An argument has erupted over what business model will allow self-managed superannuation specialists to provide the best advice in the area.
Skeggs Goldstein director Adam Goldstein said some advisers would move to or stay in pure accountancy roles, others would focus on investment advice and a third group of “new advisers” would evolve, combining both skill sets.
Speaking at the 2014 SMSF Professionals’ Association of Australia National Conference in Brisbane yesterday, Goldstein argued the “new adviser” model, which his business had adopted, provided the best result for clients.
In that model, the firm’s three principal advisers assist clients with both accounting and financial advice. Goldstein likened the role of those advisers to that of the conductor of an orchestra or a project manager with a deep knowledge of a range of SMSF-related issues.
“It’s being able to apply both [accounting and investment] skill sets to the client’s situation,” he said.
He said clients found it frustrating when they received conflicting advice from their accountant and adviser, which could happen when the two professions were not working closely together for the client.
Many advice businesses had both accountants and advisers working together, but few individuals had the “detailed compliance nature of an accountant combined with the future and forward-thinking of a financial planner”, he said.
“From a business perspective, this is what clients expect but are not getting at the moment,” he said.
The principals at Skeggs Goldstein are supported by a team of 14 people who specialise in different aspects of financial planning, accounting and risk advice, and can be called upon for more detailed assistance as needed.
Brett Kenny, partner at Melbourne-based accounting business Rogerson Kenny, maintained it was better for clients to have a specialist accountant and a specialist financial planner who worked together through a referral relationship.
Rogerson Kenny does not have a financial planning arm. Instead the accountants work with financial planners in other businesses.

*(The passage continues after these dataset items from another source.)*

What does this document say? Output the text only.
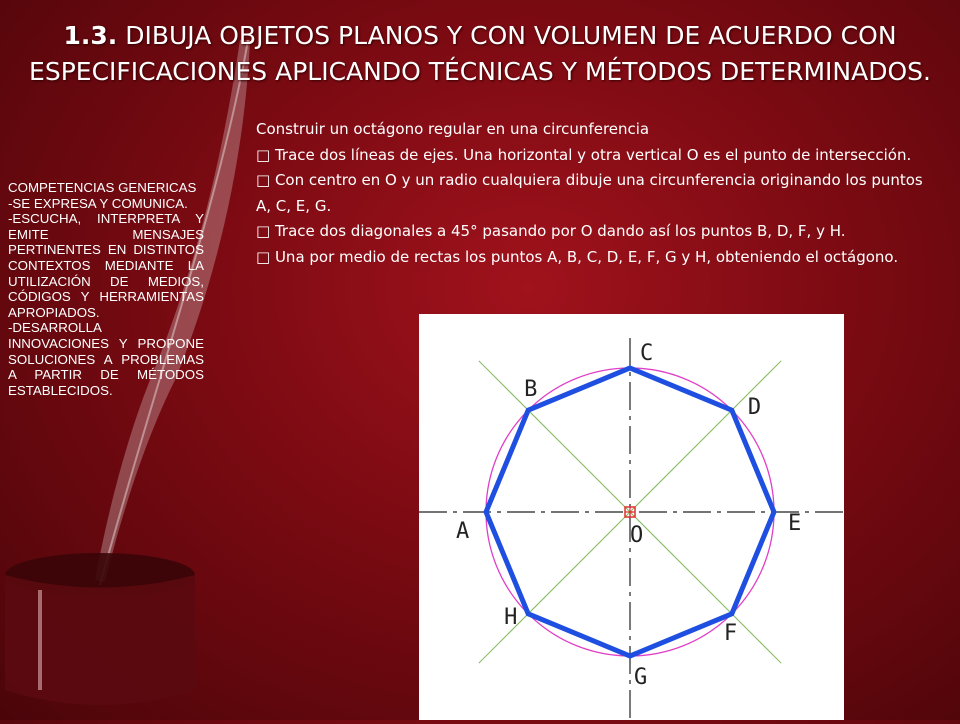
1.3. DIBUJA OBJETOS PLANOS Y CON VOLUMEN DE ACUERDO CON ESPECIFICACIONES APLICANDO TÉCNICAS Y MÉTODOS DETERMINADOS.
COMPETENCIAS GENERICAS
-SE EXPRESA Y COMUNICA.
-ESCUCHA, INTERPRETA Y EMITE MENSAJES PERTINENTES EN DISTINTOS CONTEXTOS MEDIANTE LA UTILIZACIÓN DE MEDIOS, CÓDIGOS Y HERRAMIENTAS APROPIADOS.
-DESARROLLA INNOVACIONES Y PROPONE SOLUCIONES A PROBLEMAS A PARTIR DE MÉTODOS ESTABLECIDOS.
Construir un octágono regular en una circunferencia
□ Trace dos líneas de ejes. Una horizontal y otra vertical O es el punto de intersección.
□ Con centro en O y un radio cualquiera dibuje una circunferencia originando los puntos A, C, E, G.
□ Trace dos diagonales a 45° pasando por O dando así los puntos B, D, F, y H.
□ Una por medio de rectas los puntos A, B, C, D, E, F, G y H, obteniendo el octágono.
C
D
E
F
G
H
A
B
O
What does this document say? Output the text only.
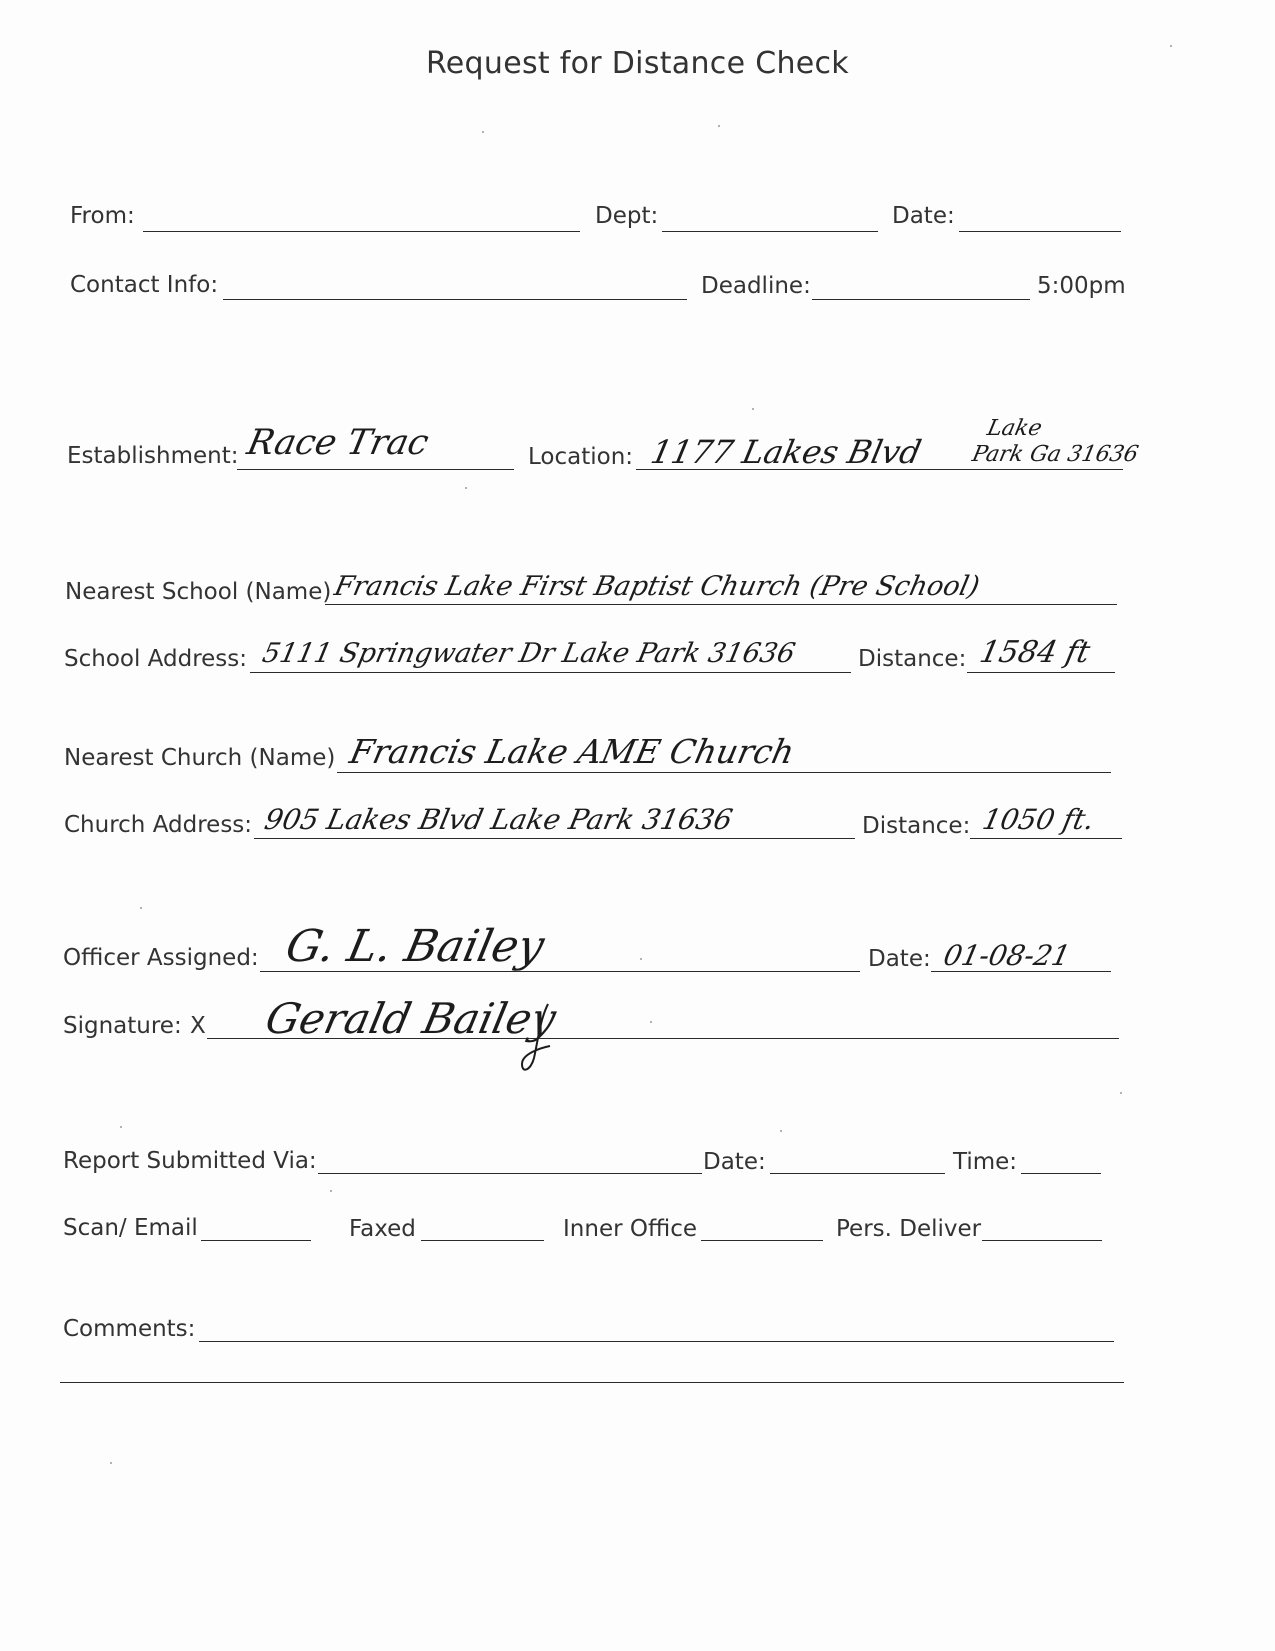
Request for Distance Check
From:	Dept:	Date:
Contact Info:	Deadline:	5:00pm
Establishment: Race Trac	Location: 1177 Lakes Blvd
Lake
Park Ga 31636
Nearest School (Name) Francis Lake First Baptist Church (Pre School)
School Address: 5111 Springwater Dr Lake Park 31636	Distance: 1584 ft
Nearest Church (Name) Francis Lake AME Church
Church Address: 905 Lakes Blvd Lake Park 31636	Distance: 1050 ft.
Officer Assigned: G. L. Bailey	Date: 01-08-21
Signature: X Gerald Bailey
Report Submitted Via:	Date:	Time:
Scan/ Email	Faxed	Inner Office	Pers. Deliver
Comments:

The benefit for clients, Kenny said, was the business could refer them to a planner who specialised in working with people most like them. For example, some advisers work mainly with older people, some are specialists in social security, others are stockbrokers.
“We can pick a financial planner that’s more suited to the client rather than giving them the Swiss Army knife,” Kenny said.
The model also provides benefits to the business as it does not compete with the financial planning firms it works with, so those businesses are more willing to refer clients.
“We feel that if we had a financial planning arm, they would be less agreeable to referring,” Kenny said.
The accountants at Rogerson Kenny have completed sufficient training to assist SMSF clients after the accountants’ exemption expires. The business has a limited licence through SMSF Advice. But Kenny said it was not worth the compliance costs for his business to become fully licensed as a financial planning firm.
“We’re not financial planners. We don’t want to commit to it,” he said.